I've noticed a significant performance difference when using DeepSpeed with what I believe to be the same configuration. Specifically, training on 10 million data points* takes only 4 hours in my v1 environment, but the same task requires 12 hours in the v2 environment(4 a800 gpus ).
Is it expected that the v2 training is this much more time-consuming, or could this point to a problem in my training process? I'm wondering if factors like different library versions or training parameters could be causing this discrepancy.
Thanks for your question. The V2 model is significantly larger so this is expected.

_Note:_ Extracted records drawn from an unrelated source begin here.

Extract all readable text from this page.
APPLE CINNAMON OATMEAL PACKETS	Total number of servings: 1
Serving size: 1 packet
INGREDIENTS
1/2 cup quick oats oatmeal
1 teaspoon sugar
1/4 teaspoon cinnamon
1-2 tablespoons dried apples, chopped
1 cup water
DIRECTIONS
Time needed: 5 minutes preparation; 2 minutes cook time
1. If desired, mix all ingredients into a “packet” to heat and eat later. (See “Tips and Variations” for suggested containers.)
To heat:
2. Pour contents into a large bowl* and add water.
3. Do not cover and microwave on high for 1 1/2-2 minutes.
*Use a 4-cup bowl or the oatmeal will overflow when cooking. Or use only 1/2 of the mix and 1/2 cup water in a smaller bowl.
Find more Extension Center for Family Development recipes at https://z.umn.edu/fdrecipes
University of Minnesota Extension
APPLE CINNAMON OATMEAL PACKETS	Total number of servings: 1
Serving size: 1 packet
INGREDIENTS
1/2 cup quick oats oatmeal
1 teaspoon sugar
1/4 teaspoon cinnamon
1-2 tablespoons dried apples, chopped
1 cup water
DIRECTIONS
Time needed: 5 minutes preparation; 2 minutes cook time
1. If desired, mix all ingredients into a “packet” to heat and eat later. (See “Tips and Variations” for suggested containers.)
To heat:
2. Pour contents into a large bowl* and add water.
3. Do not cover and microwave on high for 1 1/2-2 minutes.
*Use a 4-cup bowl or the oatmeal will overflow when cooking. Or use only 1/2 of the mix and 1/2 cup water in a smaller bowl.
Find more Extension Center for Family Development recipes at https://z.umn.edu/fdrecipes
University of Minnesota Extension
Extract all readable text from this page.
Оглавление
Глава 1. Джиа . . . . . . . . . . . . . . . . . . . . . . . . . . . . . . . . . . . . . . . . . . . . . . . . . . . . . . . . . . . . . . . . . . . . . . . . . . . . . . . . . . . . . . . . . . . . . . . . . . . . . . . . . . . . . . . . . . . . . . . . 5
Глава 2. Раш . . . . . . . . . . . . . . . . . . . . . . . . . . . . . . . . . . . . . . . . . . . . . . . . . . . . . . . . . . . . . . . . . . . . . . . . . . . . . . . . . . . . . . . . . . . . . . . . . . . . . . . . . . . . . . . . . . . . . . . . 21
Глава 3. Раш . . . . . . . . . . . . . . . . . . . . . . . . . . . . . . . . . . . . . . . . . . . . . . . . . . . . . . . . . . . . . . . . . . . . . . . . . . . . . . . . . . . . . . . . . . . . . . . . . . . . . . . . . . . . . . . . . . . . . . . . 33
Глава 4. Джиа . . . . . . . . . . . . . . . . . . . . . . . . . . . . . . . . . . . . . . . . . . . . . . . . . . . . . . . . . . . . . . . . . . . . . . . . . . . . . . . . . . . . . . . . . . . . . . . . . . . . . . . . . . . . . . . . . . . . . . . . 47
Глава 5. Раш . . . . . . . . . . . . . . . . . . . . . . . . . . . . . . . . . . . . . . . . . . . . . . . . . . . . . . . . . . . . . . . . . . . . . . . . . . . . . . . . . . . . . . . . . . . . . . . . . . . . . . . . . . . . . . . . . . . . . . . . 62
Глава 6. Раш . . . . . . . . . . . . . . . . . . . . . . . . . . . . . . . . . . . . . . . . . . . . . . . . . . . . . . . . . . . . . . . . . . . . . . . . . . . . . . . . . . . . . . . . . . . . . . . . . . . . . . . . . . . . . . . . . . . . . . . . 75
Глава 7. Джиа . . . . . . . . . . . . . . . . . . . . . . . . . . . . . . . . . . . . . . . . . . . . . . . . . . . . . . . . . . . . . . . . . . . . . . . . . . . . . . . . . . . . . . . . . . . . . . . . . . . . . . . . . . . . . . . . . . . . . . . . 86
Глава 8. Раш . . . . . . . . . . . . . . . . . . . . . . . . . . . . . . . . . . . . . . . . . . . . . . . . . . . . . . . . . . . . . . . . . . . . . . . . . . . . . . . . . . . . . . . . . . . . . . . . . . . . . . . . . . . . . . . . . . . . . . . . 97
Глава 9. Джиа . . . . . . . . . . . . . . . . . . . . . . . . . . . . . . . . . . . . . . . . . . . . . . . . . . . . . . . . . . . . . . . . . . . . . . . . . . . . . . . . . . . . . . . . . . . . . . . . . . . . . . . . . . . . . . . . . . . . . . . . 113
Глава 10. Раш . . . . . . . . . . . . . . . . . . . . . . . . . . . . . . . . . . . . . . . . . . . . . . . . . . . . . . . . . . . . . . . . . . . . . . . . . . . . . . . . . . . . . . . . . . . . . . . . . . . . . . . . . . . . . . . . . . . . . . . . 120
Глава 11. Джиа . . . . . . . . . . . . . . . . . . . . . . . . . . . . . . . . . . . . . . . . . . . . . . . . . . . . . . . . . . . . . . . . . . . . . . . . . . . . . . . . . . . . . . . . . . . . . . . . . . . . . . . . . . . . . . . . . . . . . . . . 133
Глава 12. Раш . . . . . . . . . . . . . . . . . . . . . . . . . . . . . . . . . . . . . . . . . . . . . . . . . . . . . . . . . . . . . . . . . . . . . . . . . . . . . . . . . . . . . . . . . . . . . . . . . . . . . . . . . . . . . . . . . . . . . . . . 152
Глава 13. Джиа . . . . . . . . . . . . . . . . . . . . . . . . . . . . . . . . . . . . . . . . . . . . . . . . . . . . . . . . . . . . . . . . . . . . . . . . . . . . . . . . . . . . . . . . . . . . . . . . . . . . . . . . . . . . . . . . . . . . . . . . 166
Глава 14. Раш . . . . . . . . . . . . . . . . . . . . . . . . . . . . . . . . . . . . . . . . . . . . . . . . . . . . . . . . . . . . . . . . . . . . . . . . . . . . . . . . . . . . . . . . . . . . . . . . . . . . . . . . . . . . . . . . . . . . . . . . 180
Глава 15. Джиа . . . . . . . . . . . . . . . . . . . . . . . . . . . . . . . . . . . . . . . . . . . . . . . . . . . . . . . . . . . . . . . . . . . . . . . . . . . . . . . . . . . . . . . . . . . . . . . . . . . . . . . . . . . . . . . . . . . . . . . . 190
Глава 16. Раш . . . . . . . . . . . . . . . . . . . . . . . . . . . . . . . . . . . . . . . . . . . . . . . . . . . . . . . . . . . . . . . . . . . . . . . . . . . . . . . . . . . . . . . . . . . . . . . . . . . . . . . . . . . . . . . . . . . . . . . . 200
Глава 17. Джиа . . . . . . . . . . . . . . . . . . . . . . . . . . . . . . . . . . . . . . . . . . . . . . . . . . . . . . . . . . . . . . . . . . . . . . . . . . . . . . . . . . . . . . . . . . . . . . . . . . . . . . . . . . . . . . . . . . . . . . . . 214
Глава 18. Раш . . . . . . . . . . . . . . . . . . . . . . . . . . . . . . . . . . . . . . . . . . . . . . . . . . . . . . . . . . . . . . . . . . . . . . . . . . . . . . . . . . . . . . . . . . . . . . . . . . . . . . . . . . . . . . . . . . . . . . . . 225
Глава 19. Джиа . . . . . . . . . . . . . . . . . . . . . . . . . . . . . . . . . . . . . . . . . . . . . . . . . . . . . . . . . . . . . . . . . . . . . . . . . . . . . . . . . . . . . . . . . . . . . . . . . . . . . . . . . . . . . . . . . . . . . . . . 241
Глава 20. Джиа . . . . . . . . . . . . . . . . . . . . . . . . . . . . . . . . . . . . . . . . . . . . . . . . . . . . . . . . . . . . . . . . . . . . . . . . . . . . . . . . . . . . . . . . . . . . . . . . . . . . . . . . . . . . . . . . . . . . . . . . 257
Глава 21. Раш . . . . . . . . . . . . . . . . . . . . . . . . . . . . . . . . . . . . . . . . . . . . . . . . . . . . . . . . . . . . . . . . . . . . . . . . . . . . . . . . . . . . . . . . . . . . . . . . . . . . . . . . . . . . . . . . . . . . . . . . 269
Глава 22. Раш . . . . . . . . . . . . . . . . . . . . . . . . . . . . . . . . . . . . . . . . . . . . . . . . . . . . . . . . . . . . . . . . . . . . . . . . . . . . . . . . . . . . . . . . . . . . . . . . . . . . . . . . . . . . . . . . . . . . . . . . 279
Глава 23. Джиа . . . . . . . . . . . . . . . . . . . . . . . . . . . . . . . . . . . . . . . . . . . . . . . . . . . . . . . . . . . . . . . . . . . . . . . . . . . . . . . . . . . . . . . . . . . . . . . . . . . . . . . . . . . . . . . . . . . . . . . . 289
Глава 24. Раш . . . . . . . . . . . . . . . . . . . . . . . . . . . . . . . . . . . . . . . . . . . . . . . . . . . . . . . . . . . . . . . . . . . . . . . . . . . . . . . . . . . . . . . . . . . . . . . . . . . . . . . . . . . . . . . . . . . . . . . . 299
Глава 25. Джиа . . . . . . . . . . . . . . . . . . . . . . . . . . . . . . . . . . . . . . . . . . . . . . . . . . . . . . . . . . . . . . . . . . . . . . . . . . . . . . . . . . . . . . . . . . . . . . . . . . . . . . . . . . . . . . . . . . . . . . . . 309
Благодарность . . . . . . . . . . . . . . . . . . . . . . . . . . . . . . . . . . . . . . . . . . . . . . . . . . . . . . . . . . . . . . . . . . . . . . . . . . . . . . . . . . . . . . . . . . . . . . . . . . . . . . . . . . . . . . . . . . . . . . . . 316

So, to put it another way: even if I make the following parameters identical (max_input_size = 2**11, num_layers = 6, num_attn_heads = 4, embed_dim = 512, based on your pretrain_geneformer_w_deepspeed.py script), and I use the same dataset, the same type and number of GPUs—in short, after controlling for all variables—with the only change being the training environment (v1 vs. v2, understanding that the tokenizers are necessarily different), can I attribute the resulting 2x difference in training time entirely to v2 being computationally more complex?
If you are pretraining a new model, the pretraining script is unchanged and is not related to the V1 vs. V2 model change.
That clears everything up, thank you for the detailed explanation. I understand now that the increased complexity and training time in v2 is expected by design.